Implementing Body Tracking in AR Applications
Body tracking is real-time human pose tracking with AR content tied to body joints. Used in fitness apps (exercise technique analysis), AR clothing try-on, interactive AR games where character mimics user movements. Technically more complex than face tracking: body farther from camera, worse lighting, occluded by clothing and background.
ARKit Body Tracking: Architecture
ARBodyTrackingConfiguration — iOS 13+, A12+. Tracks one person in frame (multi-person support experimental and unstable).
Returns ARBodyAnchor with skeleton of type ARSkeleton3D. Skeleton contains 91 joints in hierarchy. Key ones: root, hips, spine_1 through spine_7, left_shoulder_1_joint, left_arm_joint, left_forearm_joint, left_hand_joint, analogously right side, legs, head.
func session(_ session: ARSession, didUpdate anchors: [ARAnchor]) {
guard let bodyAnchor = anchors.first as? ARBodyAnchor else { return }
let skeleton = bodyAnchor.skeleton
// Right wrist position in world coordinates
if let wristTransform = skeleton.modelTransform(for: .rightHand) {
let worldTransform = bodyAnchor.transform * wristTransform
// Attach object to wrist
}
}
modelTransform(for:) returns transform relative to root (hips). For world coordinates multiply by bodyAnchor.transform.
Limitations and Practice
Distance: confident tracking — 1.5 to 5 meters. Below 1 meter body exits frame. Above 5 meters — joint instability, especially hands and feet.
Partial visibility: when part of body outside frame, ARKit extrapolates position of "invisible" joints by kinematic model. Accuracy acceptable for trunk and legs, worse for arms.
Movement speed: at fast movements (jumps, boxing punches) hand tracking lags 2–4 frames. For fitness coaching this is problem — punch speed measurement will be understated.
One person: if two in frame — ARKit tracks one (usually first detected). ARBodyAnchor — only one. For multi-person tracking need third-party ML.
Attaching 3D Character to Skeleton
Ready USDZ scene with rigged character. Rig must match ARKit joint hierarchy — 91 joints with same names (left_arm_joint, right_hand_joint, etc.). Blender: create armature with ARKit names, export to USDZ.
RealityKit BodyTrackedEntity — special class automatically applying ARKit skeleton transforms to compatible USDZ:
var character: BodyTrackedEntity?
func loadCharacter() async {
character = try? await Entity.load(named: "robot.usdz") as? BodyTrackedEntity
let bodyAnchor = AnchorEntity(.body)
bodyAnchor.addChild(character!)
arView.scene.addAnchor(bodyAnchor)
}
If joint names in USDZ don't match ARKit — character "falls apart". Verify via Reality Composer Pro: Joint mapping inspector.

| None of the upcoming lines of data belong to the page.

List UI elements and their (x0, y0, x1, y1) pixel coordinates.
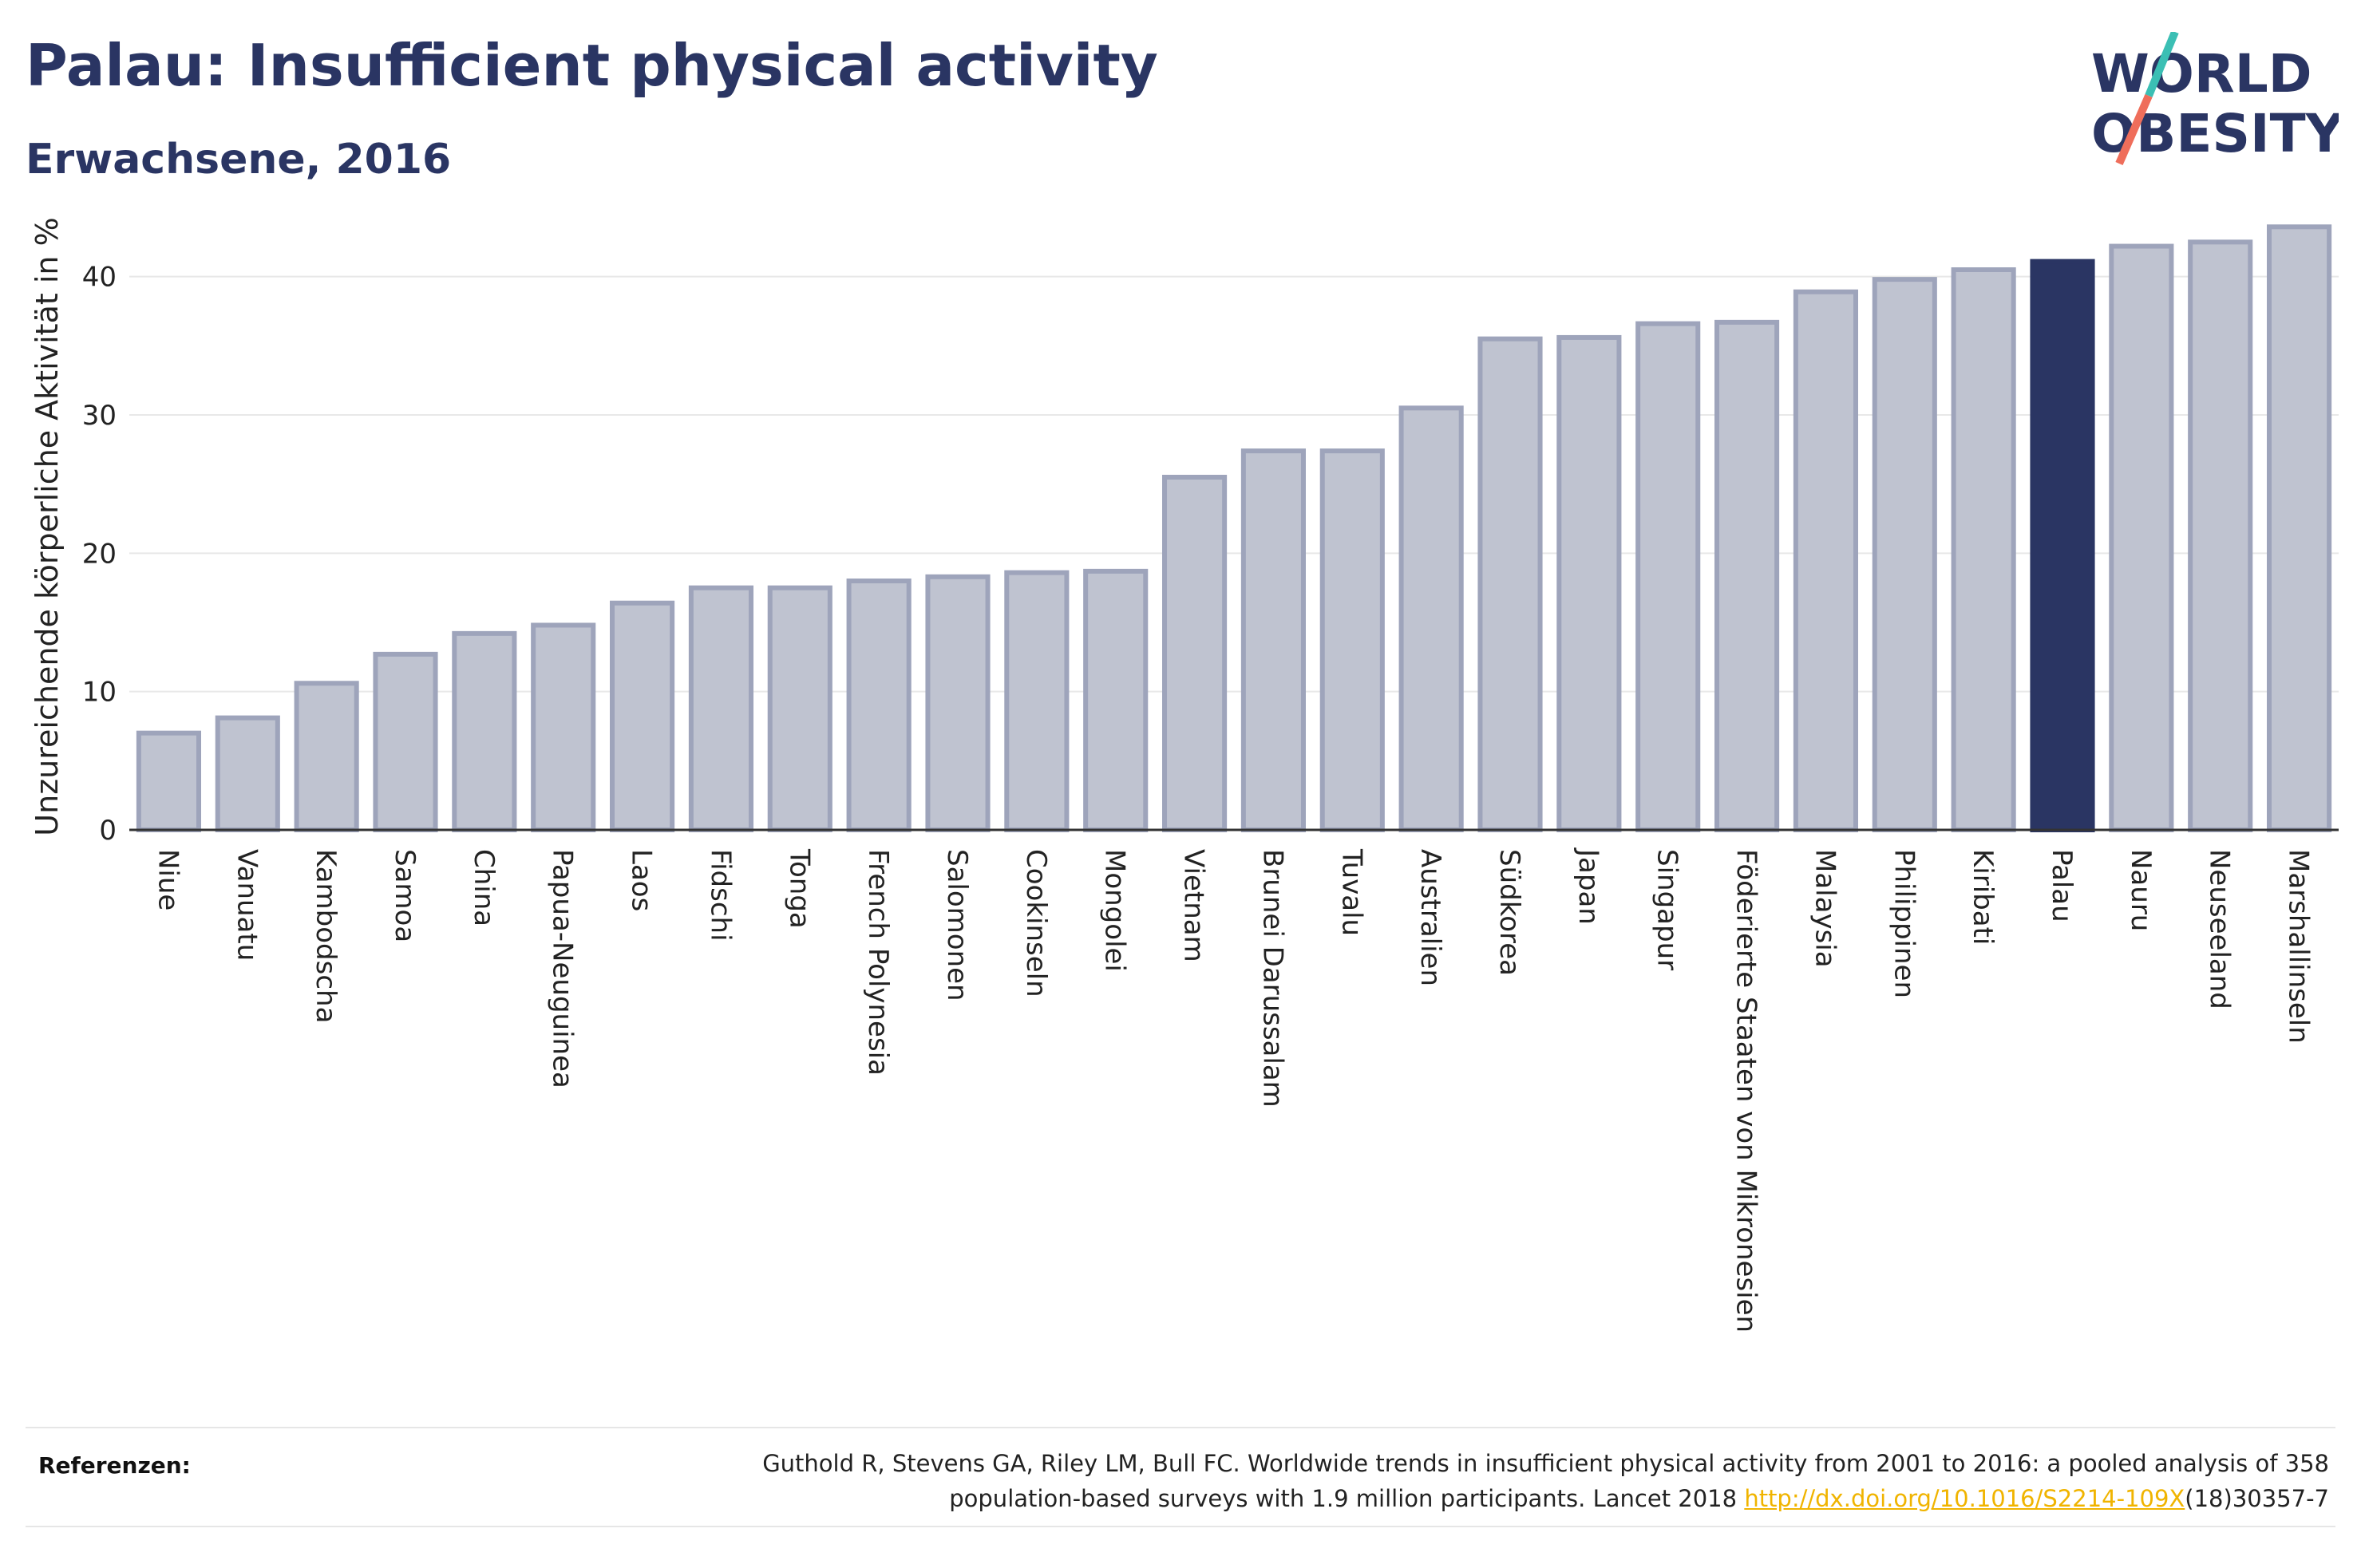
x-tick-label: Tonga (783, 848, 815, 929)
chart-subtitle: Erwachsene, 2016 (26, 136, 452, 184)
world-obesity-logo[interactable]: WORLD OBESITY (2075, 32, 2339, 168)
x-axis-ticks: Niue Vanuatu Kambodscha Samoa China Papua-Neu… (152, 847, 2314, 1333)
reference-line-1: Guthold R, Stevens GA, Riley LM, Bull FC… (762, 1450, 2329, 1477)
y-tick-label: 40 (82, 262, 117, 294)
y-axis-label: Unzureichende körperliche Aktivität in % (30, 217, 65, 835)
bar-australien[interactable] (1398, 405, 1464, 833)
bar-niue[interactable] (136, 730, 201, 833)
y-tick-label: 30 (82, 400, 117, 432)
bar-kiribati[interactable] (1951, 267, 2016, 832)
footer-divider-bottom (26, 1526, 2335, 1527)
bar-marshallinseln[interactable] (2267, 224, 2332, 832)
x-tick-label: Laos (626, 849, 658, 911)
bar-vanuatu[interactable] (215, 715, 280, 832)
x-tick-label: Vietnam (1178, 849, 1210, 962)
x-tick-label: Cookinseln (1020, 849, 1052, 997)
bar-laos[interactable] (610, 600, 675, 832)
y-tick-label: 0 (99, 815, 117, 847)
x-tick-label: Brunei Darussalam (1256, 849, 1288, 1108)
x-tick-label: Vanuatu (231, 849, 263, 961)
chart-title: Palau: Insufficient physical activity (26, 32, 1158, 99)
x-tick-label: Föderierte Staaten von Mikronesien (1730, 849, 1762, 1333)
x-tick-label: Tuvalu (1335, 848, 1367, 936)
y-axis-ticks: 0 10 20 30 40 (82, 262, 117, 847)
reference-line-2-prefix: population-based surveys with 1.9 millio… (949, 1485, 1745, 1512)
reference-doi-link[interactable]: http://dx.doi.org/10.1016/S2214-109X (1744, 1485, 2185, 1512)
x-tick-label: Niue (152, 849, 184, 910)
references-label: Referenzen: (38, 1452, 191, 1479)
bar-philippinen[interactable] (1872, 277, 1937, 832)
bar-tonga[interactable] (767, 585, 832, 833)
y-tick-label: 10 (82, 677, 117, 709)
footer-divider-top (26, 1427, 2335, 1428)
bar-vietnam[interactable] (1162, 475, 1228, 832)
x-tick-label: Mongolei (1099, 849, 1131, 972)
bar-südkorea[interactable] (1477, 336, 1543, 832)
x-tick-label: Samoa (389, 849, 421, 942)
bar-japan[interactable] (1556, 334, 1622, 832)
logo-slash-coral (2115, 94, 2153, 165)
logo-text-world: WORLD (2091, 43, 2312, 105)
x-tick-label: Kambodscha (310, 849, 342, 1023)
bar-tuvalu[interactable] (1319, 448, 1385, 832)
bar-chart: 0 10 20 30 40 Niue Vanuatu Kambodscha Samoa Chin… (30, 217, 2339, 1333)
bar-neuseeland[interactable] (2188, 239, 2253, 833)
y-tick-label: 20 (82, 538, 117, 570)
x-tick-label: Neuseeland (2204, 849, 2236, 1009)
bar-palau[interactable] (2030, 259, 2095, 833)
logo-slash-teal (2145, 32, 2179, 97)
x-tick-label: Südkorea (1493, 849, 1525, 976)
x-tick-label: Palau (2046, 849, 2078, 922)
bar-french-polynesia[interactable] (846, 579, 912, 832)
references-text: Guthold R, Stevens GA, Riley LM, Bull FC… (493, 1446, 2329, 1516)
x-tick-label: Malaysia (1809, 849, 1841, 968)
bar-brunei-darussalam[interactable] (1240, 448, 1306, 832)
x-tick-label: Marshallinseln (2283, 849, 2315, 1044)
bar-malaysia[interactable] (1793, 289, 1858, 832)
bar-singapur[interactable] (1635, 321, 1701, 833)
bar-nauru[interactable] (2109, 243, 2174, 832)
bar-kambodscha[interactable] (294, 681, 359, 832)
x-tick-label: China (468, 849, 500, 926)
x-tick-label: Nauru (2125, 849, 2157, 931)
x-tick-label: Australien (1414, 849, 1446, 986)
bar-fidschi[interactable] (688, 585, 753, 833)
bar-salomonen[interactable] (925, 574, 991, 832)
bar-papua-neuguinea[interactable] (531, 622, 596, 832)
x-tick-label: Salomonen (941, 849, 973, 1001)
x-tick-label: French Polynesia (862, 849, 894, 1076)
x-tick-label: Papua-Neuguinea (547, 849, 579, 1088)
x-tick-label: Japan (1572, 847, 1604, 925)
bar-china[interactable] (452, 630, 517, 832)
bars (136, 224, 2332, 833)
reference-line-2-suffix: (18)30357-7 (2185, 1485, 2329, 1512)
bar-cookinseln[interactable] (1004, 570, 1070, 832)
bar-föderierte-staaten-von-mikronesien[interactable] (1714, 319, 1780, 833)
x-tick-label: Philippinen (1888, 849, 1920, 998)
x-tick-label: Singapur (1651, 849, 1683, 970)
x-tick-label: Fidschi (704, 849, 736, 942)
x-tick-label: Kiribati (1967, 849, 1999, 945)
bar-mongolei[interactable] (1083, 568, 1149, 832)
bar-samoa[interactable] (373, 651, 438, 832)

MediaPipe Pose for Android and Cross-Platform
ARCore doesn't provide body tracking. For Android — MediaPipe Pose Landmarker:
- 33 key points (BlazePose GHUM)
- Works on RGB camera, no depth sensor
-
PoseLandmarker.detect()→PoseLandmarkerResultwith 3D coordinates in normalized space
For attaching 3D content in ARCore: convert 2D landmark coordinates + depth (if LiDAR/ToF) to AR world coordinates via Frame.hitTest() or depth API.
MediaPipe accuracy worse than ARKit: ~5–10 cm joint position error vs ~1–3 cm on ARKit with Neural Engine. For fitness analytics — sufficient. For precise skeletal rigging of 3D character — noticeable difference.
Motion Analysis for Fitness
Joint angle via dot product of two vectors:
func jointAngle(joint1: simd_float3, vertex: simd_float3, joint2: simd_float3) -> Float {
let v1 = normalize(joint1 - vertex)
let v2 = normalize(joint2 - vertex)
return acos(dot(v1, v2)) * (180 / .pi)
}
Knee angle during squat: jointAngle(hip, knee, ankle). Correct range — 80–110°. If < 60° — user squats too deep. Foundation for real-time form coaching.
Timeline
Basic body tracking with 3D object tied to joint — 1–2 weeks. Rigging 3D character to ARKit skeleton + integration — 3–4 weeks. Fitness analytics with joint angle analysis and rep counter — 4–6 weeks. Android MediaPipe version — additionally 2–3 weeks. Cost calculated individually.